• active site;
  • genetic variance;
  • nsSNP;
  • nsSNV;
  • proteome-wide analysis

An enzyme's active site is essential to normal protein activity such that any disruptions at this site may lead to dysfunction and disease. Nonsynonymous single-nucleotide variations (nsSNVs), which alter the amino acid sequence, are one type of disruption that can alter the active site. When this occurs, it is assumed that enzyme activity will vary because of the criticality of the site to normal protein function. We integrate nsSNV data and active site annotations from curated resources to identify all active-site-impacting nsSNVs in the human genome and search for all pathways observed to be associated with this data set to assess the likely consequences.
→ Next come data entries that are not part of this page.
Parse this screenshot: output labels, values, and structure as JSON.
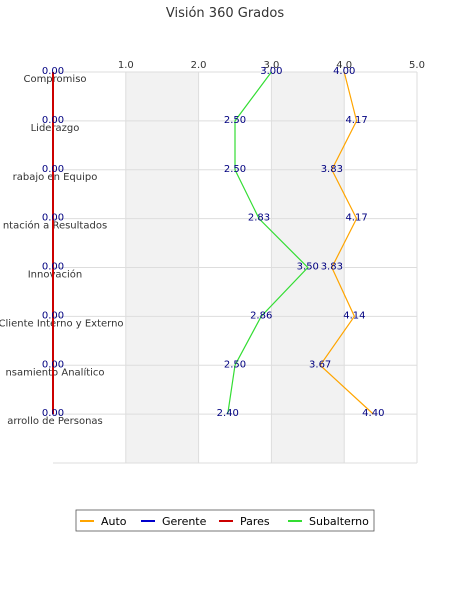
{
  "chart_data": {
    "type": "line",
    "orientation": "horizontal",
    "title": "Visión 360 Grados",
    "xlim": [
      0,
      5
    ],
    "xticks": [
      "1.0",
      "2.0",
      "3.0",
      "4.0",
      "5.0"
    ],
    "categories": [
      "Compromiso",
      "Liderazgo",
      "Trabajo en Equipo",
      "Orientación a Resultados",
      "Innovación",
      "Servicio al Cliente Interno y Externo",
      "Pensamiento Analítico",
      "Desarrollo de Personas"
    ],
    "category_display": [
      "Compromiso",
      "Liderazgo",
      "rabajo en Equipo",
      "ntación a Resultados",
      "Innovación",
      "al Cliente Interno y Externo",
      "nsamiento Analítico",
      "arrollo de Personas"
    ],
    "series": [
      {
        "name": "Auto",
        "color": "#ffa500",
        "values": [
          4.0,
          4.17,
          3.83,
          4.17,
          3.83,
          4.14,
          3.67,
          4.4
        ],
        "labels": [
          "4.00",
          "4.17",
          "3.83",
          "4.17",
          "3.83",
          "4.14",
          "3.67",
          "4.40"
        ]
      },
      {
        "name": "Gerente",
        "color": "#0000cc",
        "values": [
          0,
          0,
          0,
          0,
          0,
          0,
          0,
          0
        ],
        "labels": [
          "",
          "",
          "",
          "",
          "",
          "",
          "",
          ""
        ]
      },
      {
        "name": "Pares",
        "color": "#cc0000",
        "values": [
          0,
          0,
          0,
          0,
          0,
          0,
          0,
          0
        ],
        "labels": [
          "0.00",
          "0.00",
          "0.00",
          "0.00",
          "0.00",
          "0.00",
          "0.00",
          "0.00"
        ]
      },
      {
        "name": "Subalterno",
        "color": "#33dd33",
        "values": [
          3.0,
          2.5,
          2.5,
          2.83,
          3.5,
          2.86,
          2.5,
          2.4
        ],
        "labels": [
          "3.00",
          "2.50",
          "2.50",
          "2.83",
          "3.50",
          "2.86",
          "2.50",
          "2.40"
        ]
      }
    ],
    "grid": true,
    "legend_position": "bottom"
  }
}
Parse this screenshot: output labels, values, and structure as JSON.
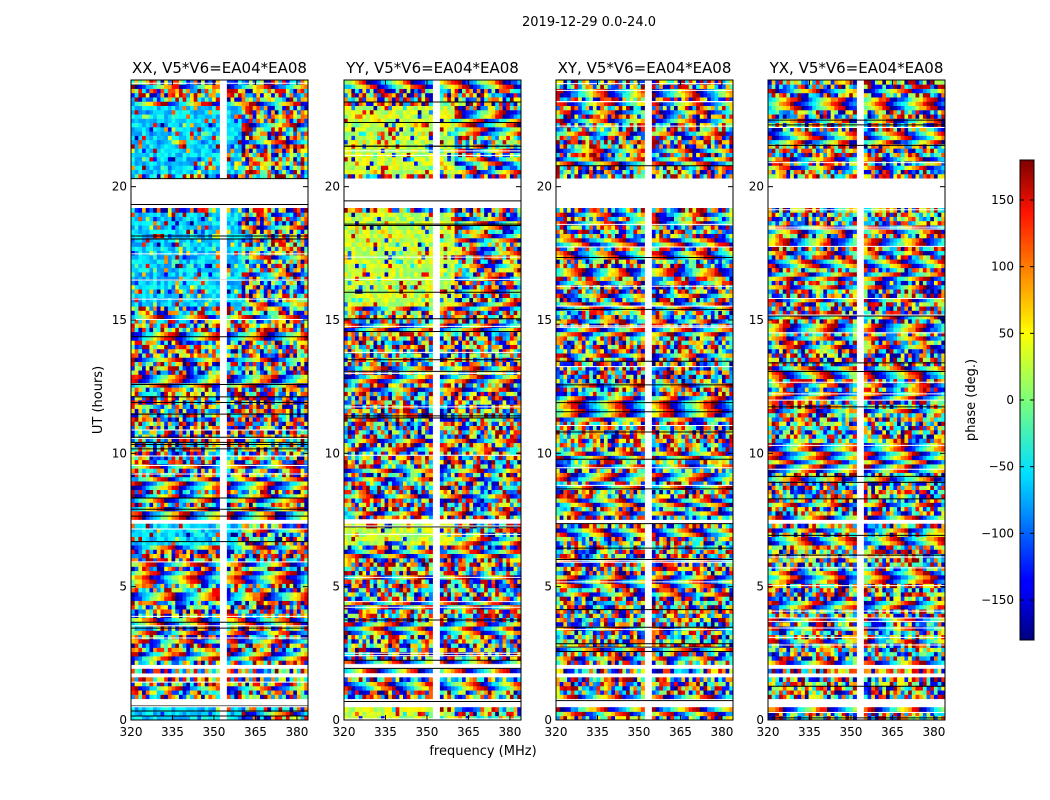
{
  "figure": {
    "suptitle": "2019-12-29 0.0-24.0",
    "xlabel": "frequency (MHz)",
    "ylabel": "UT (hours)",
    "colorbar_label": "phase (deg.)"
  },
  "chart_data": {
    "type": "heatmap",
    "panels": [
      {
        "title": "XX, V5*V6=EA04*EA08",
        "pol": "XX"
      },
      {
        "title": "YY, V5*V6=EA04*EA08",
        "pol": "YY"
      },
      {
        "title": "XY, V5*V6=EA04*EA08",
        "pol": "XY"
      },
      {
        "title": "YX, V5*V6=EA04*EA08",
        "pol": "YX"
      }
    ],
    "x": {
      "label": "frequency (MHz)",
      "range": [
        320,
        384
      ],
      "ticks": [
        320,
        335,
        350,
        365,
        380
      ],
      "tick_labels": [
        "320",
        "335",
        "350",
        "365",
        "380"
      ]
    },
    "y": {
      "label": "UT (hours)",
      "range": [
        0,
        24
      ],
      "ticks": [
        0,
        5,
        10,
        15,
        20
      ],
      "tick_labels": [
        "0",
        "5",
        "10",
        "15",
        "20"
      ]
    },
    "colorbar": {
      "label": "phase (deg.)",
      "range": [
        -180,
        180
      ],
      "ticks": [
        -150,
        -100,
        -50,
        0,
        50,
        100,
        150
      ],
      "tick_labels": [
        "−150",
        "−100",
        "−50",
        "0",
        "50",
        "100",
        "150"
      ],
      "colormap": "jet"
    },
    "flagged_ut_ranges": [
      [
        0.55,
        0.75
      ],
      [
        1.55,
        1.75
      ],
      [
        1.95,
        2.05
      ],
      [
        7.3,
        7.5
      ],
      [
        19.2,
        20.3
      ]
    ],
    "flagged_freq_ranges": [
      [
        352,
        355
      ]
    ],
    "grid": false
  }
}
We find that there are 934 unique nsSNVs that occur at the active sites of 559 proteins. Analysis of the nsSNV data shows an over-representation of arginine and an under-representation of cysteine, phenylalanine and tyrosine when comparing the list of nsSNV-impacted active site residues with the list of all possible proteomic active site residues, implying a potential bias for or against variation of these residues at the active site. Clustering analysis shows an abundance of hydrolases and transferases. Pathway and functional analysis shows several pathways over- or under-represented in the data set, with the most significantly affected pathways involved in carbohydrate metabolism. We provide a table of 32 variation–substrate/product pairs that can be used in targeted metabolomics experiments to assay the effects of specific variations. In addition, we report the significant prevalence of aspartic acid to histidine variation in eight proteins associated with nine diseases including glycogen storage diseases, lacrimo-auriculo-dento-digital syndrome, Parkinson's disease and several cancers.